None of these assertions should have been controversial, for they were all true, and have been repeated and republished as such by the likes of the BBC only recently.

Such unfathomable evidence of wrongdoing on the part of British citizens, and of negligence on the part of the council and the police, was all contained in Professor Alexis Jay’s report into the litany of crimes.

Yet, despite the watertight nature of the claims made by Champion, and her dogged insistence to lay out the facts regardless of the backlash, she was still forced to resign.

Her party leader, Jeremy Corbyn, failed to support her, and instead trotted out the familiar and tired trope, that it was not fair to “blame” or “stigmatise any particular group”.

Corbyn’s failure to back one of his party’s leading female figures led Trevor Philips, the former chair of the Equality and Human rights Commission, to tell The Telegraph that, “I am absolutely gobsmacked, this is not the Labour party I know, even in the darkest days I don’t remember people being asked to stand down for trying to represent their constituents, which is what I think Sarah Champion was trying to do”.

Indeed, Phillips’ words should surely make us think twice before we condemn people for saying and writing ‘controversial’ things. If something truthful happens to be difficult to listen to, then it is likely that there is a significant problem which needs to be dealt with.

Similarly, topics like gender now appear to be subject to new, rising orthodoxy. The notion that gender is grounded in biological sex appears now to be a claim that, if repeated, can end up with someone being branded ‘transphobic’.

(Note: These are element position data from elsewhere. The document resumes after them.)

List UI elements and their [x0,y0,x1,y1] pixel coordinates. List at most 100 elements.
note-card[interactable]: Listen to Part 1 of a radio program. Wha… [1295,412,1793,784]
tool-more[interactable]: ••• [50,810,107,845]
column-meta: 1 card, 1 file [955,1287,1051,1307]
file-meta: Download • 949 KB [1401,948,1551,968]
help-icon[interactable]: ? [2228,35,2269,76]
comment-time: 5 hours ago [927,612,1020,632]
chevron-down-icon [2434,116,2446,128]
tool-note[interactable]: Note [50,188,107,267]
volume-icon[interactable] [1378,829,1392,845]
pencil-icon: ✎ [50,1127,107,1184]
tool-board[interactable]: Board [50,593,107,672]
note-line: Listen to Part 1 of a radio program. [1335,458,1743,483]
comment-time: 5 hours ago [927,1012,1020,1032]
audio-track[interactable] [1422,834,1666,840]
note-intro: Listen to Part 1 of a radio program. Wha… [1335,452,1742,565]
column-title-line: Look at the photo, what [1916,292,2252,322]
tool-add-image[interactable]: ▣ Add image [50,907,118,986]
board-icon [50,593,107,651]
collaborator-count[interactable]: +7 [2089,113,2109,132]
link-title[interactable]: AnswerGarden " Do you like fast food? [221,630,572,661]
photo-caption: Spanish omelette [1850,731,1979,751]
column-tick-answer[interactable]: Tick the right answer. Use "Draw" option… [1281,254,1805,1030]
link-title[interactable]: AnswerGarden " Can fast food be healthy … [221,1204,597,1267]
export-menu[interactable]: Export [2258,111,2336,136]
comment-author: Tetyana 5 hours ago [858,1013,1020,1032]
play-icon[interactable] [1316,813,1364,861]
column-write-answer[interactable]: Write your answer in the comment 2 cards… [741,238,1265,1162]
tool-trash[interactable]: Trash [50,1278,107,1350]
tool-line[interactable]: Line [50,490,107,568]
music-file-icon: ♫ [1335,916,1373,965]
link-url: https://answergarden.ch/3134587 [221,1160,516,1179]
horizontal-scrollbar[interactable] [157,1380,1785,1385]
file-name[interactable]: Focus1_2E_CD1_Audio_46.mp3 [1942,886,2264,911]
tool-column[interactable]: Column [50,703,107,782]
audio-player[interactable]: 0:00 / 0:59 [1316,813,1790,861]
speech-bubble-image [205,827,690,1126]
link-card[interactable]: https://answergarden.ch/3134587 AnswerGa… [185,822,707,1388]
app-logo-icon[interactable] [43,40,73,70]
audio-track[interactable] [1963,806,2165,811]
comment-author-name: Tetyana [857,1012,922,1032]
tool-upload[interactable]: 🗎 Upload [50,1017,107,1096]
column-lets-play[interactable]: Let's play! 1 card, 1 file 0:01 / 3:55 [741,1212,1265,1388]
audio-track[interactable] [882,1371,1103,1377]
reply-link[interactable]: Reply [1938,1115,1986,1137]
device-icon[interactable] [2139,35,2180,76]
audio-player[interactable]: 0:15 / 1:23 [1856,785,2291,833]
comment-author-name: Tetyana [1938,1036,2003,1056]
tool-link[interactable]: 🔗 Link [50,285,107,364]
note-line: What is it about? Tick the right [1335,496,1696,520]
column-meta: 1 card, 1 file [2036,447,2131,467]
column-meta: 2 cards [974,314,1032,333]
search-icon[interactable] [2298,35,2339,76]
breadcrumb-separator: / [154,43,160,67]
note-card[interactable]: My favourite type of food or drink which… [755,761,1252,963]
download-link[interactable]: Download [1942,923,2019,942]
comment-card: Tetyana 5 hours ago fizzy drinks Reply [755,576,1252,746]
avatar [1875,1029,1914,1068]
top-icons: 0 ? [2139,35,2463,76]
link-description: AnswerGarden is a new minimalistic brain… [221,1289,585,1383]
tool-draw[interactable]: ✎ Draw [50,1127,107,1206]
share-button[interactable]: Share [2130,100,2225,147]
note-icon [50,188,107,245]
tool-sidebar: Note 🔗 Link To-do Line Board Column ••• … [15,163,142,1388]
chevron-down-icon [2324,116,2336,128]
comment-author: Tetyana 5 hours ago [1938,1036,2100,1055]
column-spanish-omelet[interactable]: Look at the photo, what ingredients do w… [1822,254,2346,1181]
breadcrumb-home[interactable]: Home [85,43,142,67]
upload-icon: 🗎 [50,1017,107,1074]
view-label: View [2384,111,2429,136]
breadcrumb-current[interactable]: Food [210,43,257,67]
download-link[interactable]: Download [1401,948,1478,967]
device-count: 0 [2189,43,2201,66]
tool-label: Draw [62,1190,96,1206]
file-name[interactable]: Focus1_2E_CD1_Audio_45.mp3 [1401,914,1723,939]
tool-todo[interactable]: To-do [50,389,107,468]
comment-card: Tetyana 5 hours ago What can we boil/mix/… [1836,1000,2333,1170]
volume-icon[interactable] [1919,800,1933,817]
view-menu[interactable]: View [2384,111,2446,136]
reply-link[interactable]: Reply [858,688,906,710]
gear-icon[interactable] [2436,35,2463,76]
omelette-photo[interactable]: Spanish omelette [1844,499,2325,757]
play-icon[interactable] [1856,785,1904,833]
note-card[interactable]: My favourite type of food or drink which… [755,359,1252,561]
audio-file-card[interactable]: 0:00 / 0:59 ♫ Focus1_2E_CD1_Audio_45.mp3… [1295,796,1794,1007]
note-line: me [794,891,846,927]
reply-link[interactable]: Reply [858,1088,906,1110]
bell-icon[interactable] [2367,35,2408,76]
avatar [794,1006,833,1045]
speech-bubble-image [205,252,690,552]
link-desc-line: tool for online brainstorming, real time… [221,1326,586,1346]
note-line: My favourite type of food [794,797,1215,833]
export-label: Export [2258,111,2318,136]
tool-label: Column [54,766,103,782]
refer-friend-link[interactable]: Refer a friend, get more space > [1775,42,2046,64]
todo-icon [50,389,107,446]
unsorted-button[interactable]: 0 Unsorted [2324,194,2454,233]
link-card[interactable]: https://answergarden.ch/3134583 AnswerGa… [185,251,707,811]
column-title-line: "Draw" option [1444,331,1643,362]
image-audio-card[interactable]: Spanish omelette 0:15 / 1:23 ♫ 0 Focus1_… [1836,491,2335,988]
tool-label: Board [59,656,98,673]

Instead of allowing a debate centred with facts and reason, seemingly sensible people give in to a narrow and aggressive view that gender is entirely socially constructed, and that someone’s opinion of what they ‘identify’ as is what really matters.

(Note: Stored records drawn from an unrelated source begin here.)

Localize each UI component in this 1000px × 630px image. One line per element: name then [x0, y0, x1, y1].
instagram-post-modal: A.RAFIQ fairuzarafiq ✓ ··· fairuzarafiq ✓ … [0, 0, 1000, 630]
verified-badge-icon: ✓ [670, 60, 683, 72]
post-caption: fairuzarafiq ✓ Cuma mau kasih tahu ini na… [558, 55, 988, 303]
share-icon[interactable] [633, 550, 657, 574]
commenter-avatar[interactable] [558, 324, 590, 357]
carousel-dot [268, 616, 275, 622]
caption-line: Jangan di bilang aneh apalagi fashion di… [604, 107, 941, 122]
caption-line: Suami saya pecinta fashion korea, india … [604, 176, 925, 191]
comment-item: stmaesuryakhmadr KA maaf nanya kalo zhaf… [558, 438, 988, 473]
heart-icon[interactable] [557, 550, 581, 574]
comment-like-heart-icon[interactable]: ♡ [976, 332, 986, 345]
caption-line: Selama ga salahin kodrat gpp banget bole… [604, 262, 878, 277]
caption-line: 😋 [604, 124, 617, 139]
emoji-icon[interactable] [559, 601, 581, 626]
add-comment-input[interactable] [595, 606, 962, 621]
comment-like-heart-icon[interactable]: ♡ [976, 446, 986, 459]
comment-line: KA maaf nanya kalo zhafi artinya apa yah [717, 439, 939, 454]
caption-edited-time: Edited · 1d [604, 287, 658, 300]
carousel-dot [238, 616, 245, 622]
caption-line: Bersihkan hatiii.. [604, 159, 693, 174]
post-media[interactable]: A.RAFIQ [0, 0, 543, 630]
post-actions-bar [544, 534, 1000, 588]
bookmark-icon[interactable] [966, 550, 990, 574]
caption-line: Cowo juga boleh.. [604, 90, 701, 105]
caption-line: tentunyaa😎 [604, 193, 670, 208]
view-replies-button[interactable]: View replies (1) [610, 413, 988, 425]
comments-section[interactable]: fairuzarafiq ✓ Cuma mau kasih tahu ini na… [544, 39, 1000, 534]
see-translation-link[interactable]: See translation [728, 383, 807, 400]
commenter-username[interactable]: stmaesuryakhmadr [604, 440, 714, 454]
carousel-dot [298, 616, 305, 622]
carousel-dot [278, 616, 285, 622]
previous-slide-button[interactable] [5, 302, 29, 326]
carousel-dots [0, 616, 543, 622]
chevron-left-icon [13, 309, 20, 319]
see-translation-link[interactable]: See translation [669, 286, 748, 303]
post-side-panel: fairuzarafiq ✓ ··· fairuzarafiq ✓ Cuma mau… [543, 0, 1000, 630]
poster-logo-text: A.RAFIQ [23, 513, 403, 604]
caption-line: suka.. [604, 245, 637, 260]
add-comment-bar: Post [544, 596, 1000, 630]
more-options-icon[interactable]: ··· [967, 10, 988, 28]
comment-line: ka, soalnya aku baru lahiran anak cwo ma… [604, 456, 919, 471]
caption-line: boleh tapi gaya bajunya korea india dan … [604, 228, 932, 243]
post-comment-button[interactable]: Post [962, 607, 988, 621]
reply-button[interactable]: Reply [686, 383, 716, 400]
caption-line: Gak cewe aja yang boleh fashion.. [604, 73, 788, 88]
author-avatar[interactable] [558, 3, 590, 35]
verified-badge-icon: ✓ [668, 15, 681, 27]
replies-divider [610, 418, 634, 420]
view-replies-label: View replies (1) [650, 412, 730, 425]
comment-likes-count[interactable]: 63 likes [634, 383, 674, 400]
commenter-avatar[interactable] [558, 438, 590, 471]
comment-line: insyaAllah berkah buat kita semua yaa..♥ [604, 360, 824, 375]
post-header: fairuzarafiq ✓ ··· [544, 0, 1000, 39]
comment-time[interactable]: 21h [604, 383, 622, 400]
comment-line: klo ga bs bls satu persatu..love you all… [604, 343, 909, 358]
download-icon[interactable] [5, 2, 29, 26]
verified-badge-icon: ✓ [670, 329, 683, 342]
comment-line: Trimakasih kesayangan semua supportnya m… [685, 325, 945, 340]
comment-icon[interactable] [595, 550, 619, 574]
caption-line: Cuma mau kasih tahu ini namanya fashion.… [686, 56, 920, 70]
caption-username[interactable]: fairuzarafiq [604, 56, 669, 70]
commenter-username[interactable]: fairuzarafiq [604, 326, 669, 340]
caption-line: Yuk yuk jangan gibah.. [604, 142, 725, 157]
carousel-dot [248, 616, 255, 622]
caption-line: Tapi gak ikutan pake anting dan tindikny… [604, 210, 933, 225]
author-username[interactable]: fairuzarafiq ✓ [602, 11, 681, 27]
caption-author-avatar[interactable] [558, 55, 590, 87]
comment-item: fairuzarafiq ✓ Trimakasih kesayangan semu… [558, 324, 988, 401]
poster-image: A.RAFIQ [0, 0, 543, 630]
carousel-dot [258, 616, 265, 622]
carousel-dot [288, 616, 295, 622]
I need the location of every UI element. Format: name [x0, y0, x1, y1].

As a result, the likes of Germaine Greer are pilloried and branded ‘transphobic’, simply for asserting the above, that someone does not become a man or a woman simply because they say they feel that way.

Subjects in which societal opinion has shifted are a good way of demonstrating why we should always be keen to encourage and facilitate open and honest debate, no matter how difficult the topic may be or how obvious the right answer may seem.

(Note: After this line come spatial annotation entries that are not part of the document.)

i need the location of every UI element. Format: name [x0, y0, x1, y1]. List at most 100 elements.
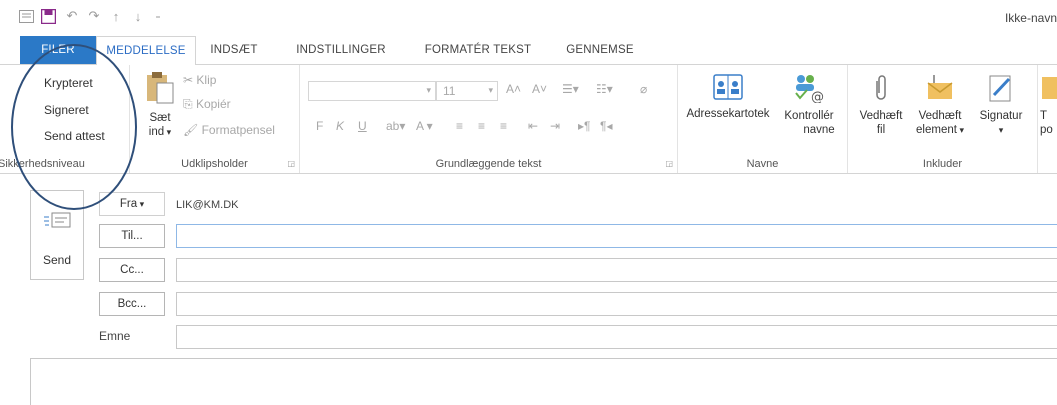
cc-field[interactable]: [176, 258, 1057, 282]
italic-button[interactable]: K: [336, 119, 344, 133]
from-button[interactable]: Fra ▾: [99, 192, 165, 216]
attach-item-label-2: element: [916, 124, 957, 136]
chevron-down-icon: ▾: [488, 85, 493, 95]
address-book-label: Adressekartotek: [686, 108, 770, 120]
previous-item-icon[interactable]: ↑: [108, 8, 124, 24]
cutoff-group: T po: [1038, 65, 1057, 173]
attach-item-button[interactable]: Vedhæft element ▾: [910, 73, 970, 137]
scissors-icon: ✂: [183, 73, 194, 87]
save-icon[interactable]: [40, 8, 56, 24]
attach-item-label-1: Vedhæft: [918, 110, 962, 122]
bcc-button[interactable]: Bcc...: [99, 292, 165, 316]
message-body[interactable]: [30, 358, 1057, 405]
format-painter-icon: 🖌: [183, 123, 199, 137]
tab-message[interactable]: MEDDELELSE: [96, 36, 196, 65]
cutoff-label-2: po: [1040, 124, 1053, 136]
include-group: Vedhæft fil Vedhæft element ▾ Signatur ▾…: [848, 65, 1038, 173]
include-group-label: Inkluder: [922, 158, 963, 170]
basic-text-launcher-icon[interactable]: ◲: [665, 159, 673, 168]
align-left-icon[interactable]: ≡: [456, 119, 463, 133]
check-names-button[interactable]: @ Kontrollér navne: [776, 73, 842, 137]
address-book-button[interactable]: Adressekartotek: [682, 73, 774, 121]
clipboard-group: Sæt ind ▾ ✂ Klip ⎘ Kopiér 🖌 Formatpensel…: [130, 65, 300, 173]
subject-field[interactable]: [176, 325, 1057, 349]
ribbon: Krypteret Signeret Send attest Sikkerhed…: [0, 64, 1057, 174]
from-address: LIK@KM.DK: [176, 199, 239, 211]
check-names-label-2: navne: [803, 124, 835, 136]
increase-indent-icon[interactable]: ⇥: [550, 119, 560, 133]
send-label: Send: [42, 253, 72, 267]
paperclip-icon: [876, 75, 886, 100]
chevron-down-icon: ▾: [426, 85, 431, 95]
cut-button[interactable]: ✂ Klip: [183, 73, 216, 87]
ribbon-tabs: FILER MEDDELELSE INDSÆT INDSTILLINGER FO…: [0, 36, 1057, 65]
format-painter-label: Formatpensel: [201, 123, 275, 137]
to-field[interactable]: [176, 224, 1057, 248]
paste-label-2: ind: [148, 126, 165, 138]
tab-insert[interactable]: INDSÆT: [200, 36, 268, 64]
attach-file-label-1: Vedhæft: [859, 110, 903, 122]
next-item-icon[interactable]: ↓: [130, 8, 146, 24]
highlight-icon[interactable]: ab▾: [386, 119, 405, 133]
basic-text-group-label: Grundlæggende tekst: [435, 158, 542, 170]
names-group: Adressekartotek @ Kontrollér navne Navne: [678, 65, 848, 173]
undo-icon[interactable]: ↶: [64, 8, 80, 24]
font-color-icon[interactable]: A ▾: [416, 119, 433, 133]
ltr-icon[interactable]: ▸¶: [578, 119, 590, 133]
font-size-combo[interactable]: 11 ▾: [436, 81, 498, 101]
align-center-icon[interactable]: ≡: [478, 119, 485, 133]
signature-label: Signatur: [979, 110, 1023, 122]
svg-text:@: @: [811, 90, 824, 103]
signature-icon: [989, 75, 1011, 102]
signature-button[interactable]: Signatur ▾: [972, 73, 1030, 137]
cc-button[interactable]: Cc...: [99, 258, 165, 282]
tab-review[interactable]: GENNEMSE: [556, 36, 644, 64]
grow-font-icon[interactable]: A˄: [506, 82, 521, 96]
decrease-indent-icon[interactable]: ⇤: [528, 119, 538, 133]
tab-file[interactable]: FILER: [20, 36, 96, 64]
bullets-icon[interactable]: ☰▾: [562, 82, 579, 96]
outlook-app-icon[interactable]: [18, 8, 34, 24]
attach-file-button[interactable]: Vedhæft fil: [854, 73, 908, 137]
clipboard-group-label: Udklipsholder: [181, 158, 248, 170]
copy-icon: ⎘: [183, 97, 193, 111]
numbering-icon[interactable]: ☷▾: [596, 82, 613, 96]
align-right-icon[interactable]: ≡: [500, 119, 507, 133]
basic-text-group: ▾ 11 ▾ A˄ A˅ ☰▾ ☷▾ ⌀ F K U ab▾ A ▾ ≡ ≡ ≡…: [300, 65, 678, 173]
subject-label: Emne: [99, 329, 131, 343]
security-group-label: Sikkerhedsniveau: [0, 158, 85, 170]
underline-button[interactable]: U: [358, 119, 367, 133]
attach-file-label-2: fil: [876, 124, 886, 136]
from-label: Fra: [119, 198, 138, 210]
names-group-label: Navne: [746, 158, 779, 170]
chevron-down-icon: ▾: [998, 125, 1004, 135]
cutoff-label-1: T: [1040, 110, 1048, 122]
encrypted-option[interactable]: Krypteret: [44, 76, 93, 90]
clear-formatting-icon[interactable]: ⌀: [640, 82, 647, 96]
font-size-value: 11: [443, 84, 456, 98]
redo-icon[interactable]: ↷: [86, 8, 102, 24]
check-names-icon: @: [795, 75, 824, 103]
copy-button[interactable]: ⎘ Kopiér: [183, 97, 231, 112]
window-title: Ikke-navn: [1004, 11, 1057, 25]
send-icon: [44, 212, 71, 228]
rtl-icon[interactable]: ¶◂: [600, 119, 612, 133]
cutoff-button[interactable]: T po: [1040, 73, 1057, 137]
tab-options[interactable]: INDSTILLINGER: [285, 36, 397, 64]
send-certificate-option[interactable]: Send attest: [44, 129, 105, 143]
font-name-combo[interactable]: ▾: [308, 81, 436, 101]
bcc-field[interactable]: [176, 292, 1057, 316]
bold-button[interactable]: F: [316, 119, 323, 133]
clipboard-launcher-icon[interactable]: ◲: [287, 159, 295, 168]
signed-option[interactable]: Signeret: [44, 103, 89, 117]
send-button[interactable]: Send: [30, 190, 84, 280]
paste-label-1: Sæt: [149, 112, 171, 124]
tab-format-text[interactable]: FORMATÉR TEKST: [412, 36, 544, 64]
format-painter-button[interactable]: 🖌 Formatpensel: [183, 123, 275, 137]
shrink-font-icon[interactable]: A˅: [532, 82, 547, 96]
customize-toolbar-icon[interactable]: ₌: [150, 8, 166, 24]
paste-button[interactable]: Sæt ind ▾: [142, 71, 178, 139]
cut-label: Klip: [196, 73, 217, 87]
to-button[interactable]: Til...: [99, 224, 165, 248]
copy-label: Kopiér: [195, 97, 231, 111]
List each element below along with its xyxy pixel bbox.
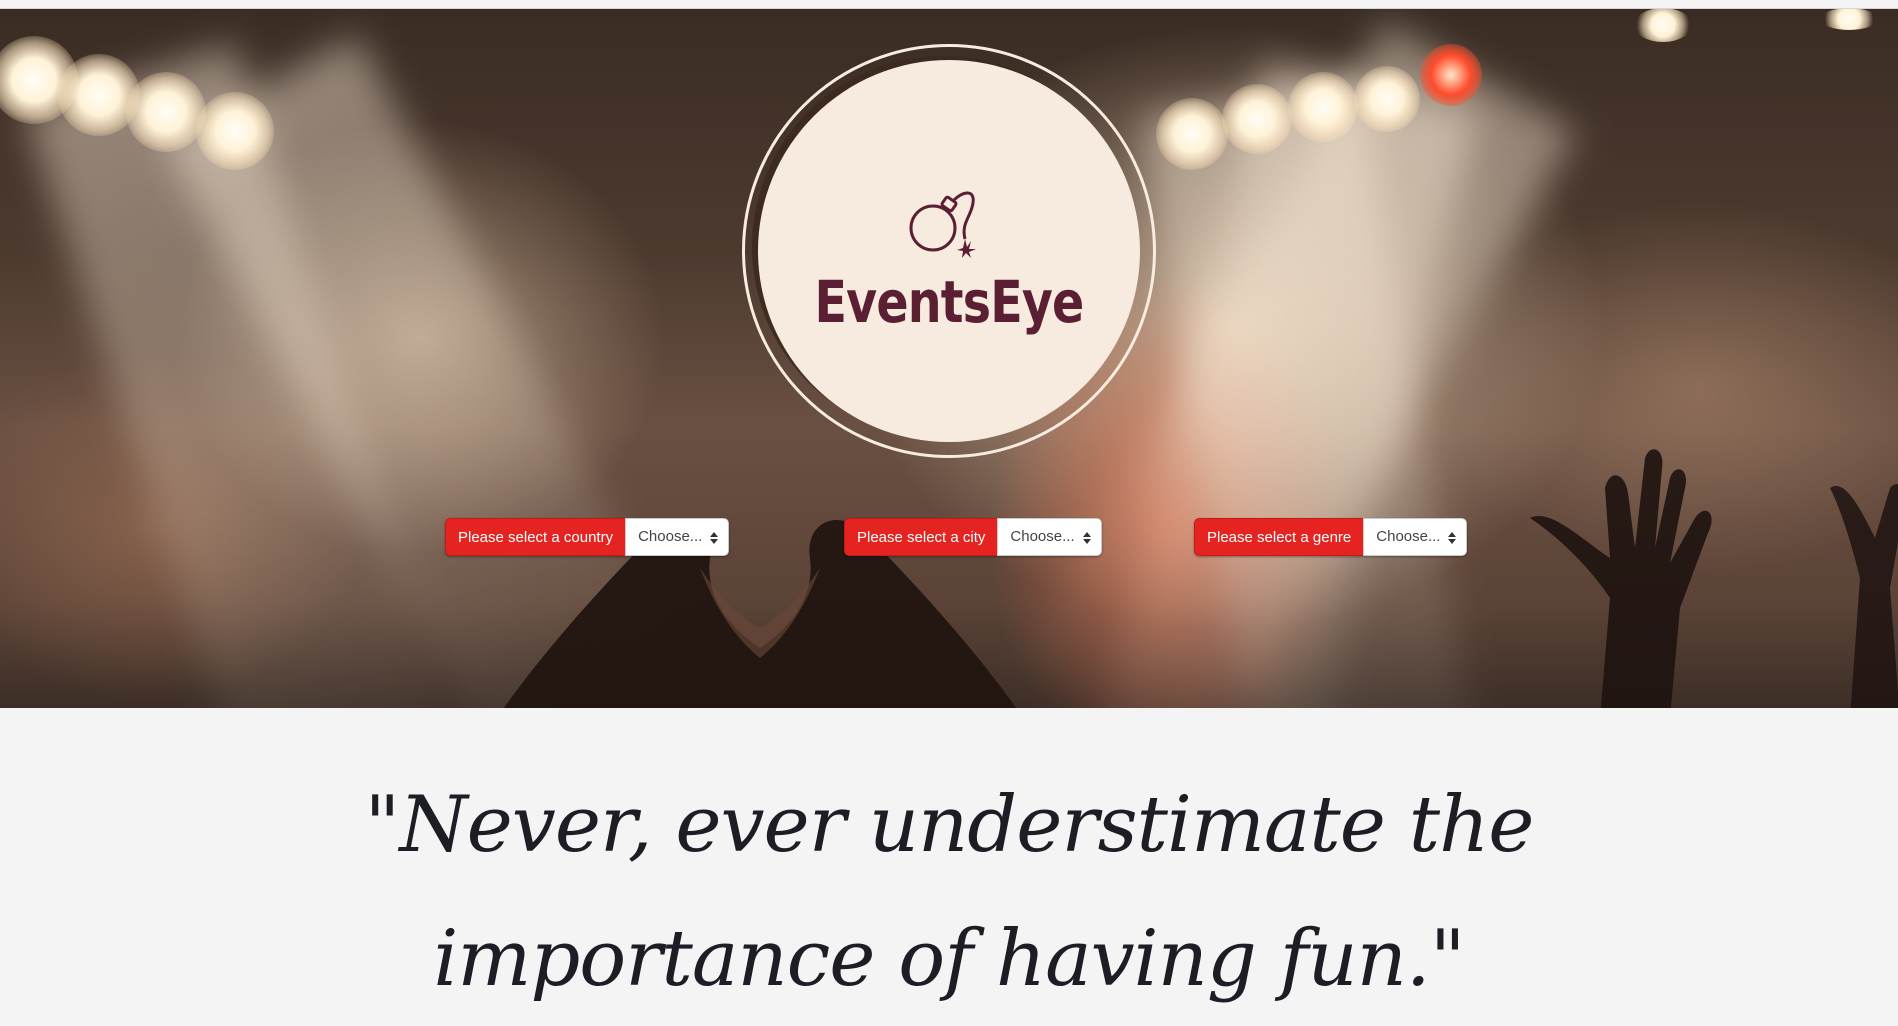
select-arrows-icon — [1448, 532, 1457, 544]
raised-hand-silhouette — [1830, 484, 1898, 708]
genre-select-value: Choose... — [1376, 528, 1441, 545]
city-filter-label: Please select a city — [844, 518, 998, 556]
stage-light — [1354, 66, 1420, 132]
genre-filter[interactable]: Please select a genre Choose... — [1194, 518, 1468, 556]
stage-light — [1222, 84, 1292, 154]
stage-light — [1156, 98, 1228, 170]
brand-name[interactable]: EventsEye — [792, 268, 1105, 336]
stage-light — [1634, 8, 1692, 42]
genre-select[interactable]: Choose... — [1363, 518, 1468, 556]
stage-light — [196, 92, 274, 170]
stage-light — [126, 72, 206, 152]
country-filter[interactable]: Please select a country Choose... — [445, 518, 730, 556]
city-filter[interactable]: Please select a city Choose... — [844, 518, 1102, 556]
raised-hand-silhouette — [1530, 449, 1712, 708]
select-arrows-icon — [710, 532, 719, 544]
stage-light — [1420, 44, 1482, 106]
city-select[interactable]: Choose... — [997, 518, 1102, 556]
select-arrows-icon — [1082, 532, 1091, 544]
genre-filter-label: Please select a genre — [1194, 518, 1364, 556]
stage-light — [1820, 8, 1878, 30]
stage-light — [1288, 72, 1358, 142]
country-select[interactable]: Choose... — [625, 518, 730, 556]
country-filter-label: Please select a country — [445, 518, 626, 556]
top-bar — [0, 0, 1898, 9]
bomb-icon — [909, 191, 976, 258]
country-select-value: Choose... — [638, 528, 703, 545]
city-select-value: Choose... — [1010, 528, 1075, 545]
quote-text: "Never, ever understimate the importance… — [364, 780, 1535, 1004]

Take the Iraq War as a final example. Amidst the lead-up to the US-led invasion of Iraq in 2003, political opinion – though not public opinion – was firmly on the pro-invasion side. Those brave voices who stood in opposition to this, such as the then leader of the Liberal Democrats, Charles Kennedy, were pilloried and ridiculed by the Press and other politicians.

There existed a narrow political orthodoxy, which despite not being shared by the general public, was strong and assertive in the corridors of power.

Little did everyone know that Kennedy’s view would soon be vindicated, the Iraq invasion was indeed premised on flimsy intelligence and poor post-invasion planning, and his warnings should clearly have been heeded from the start.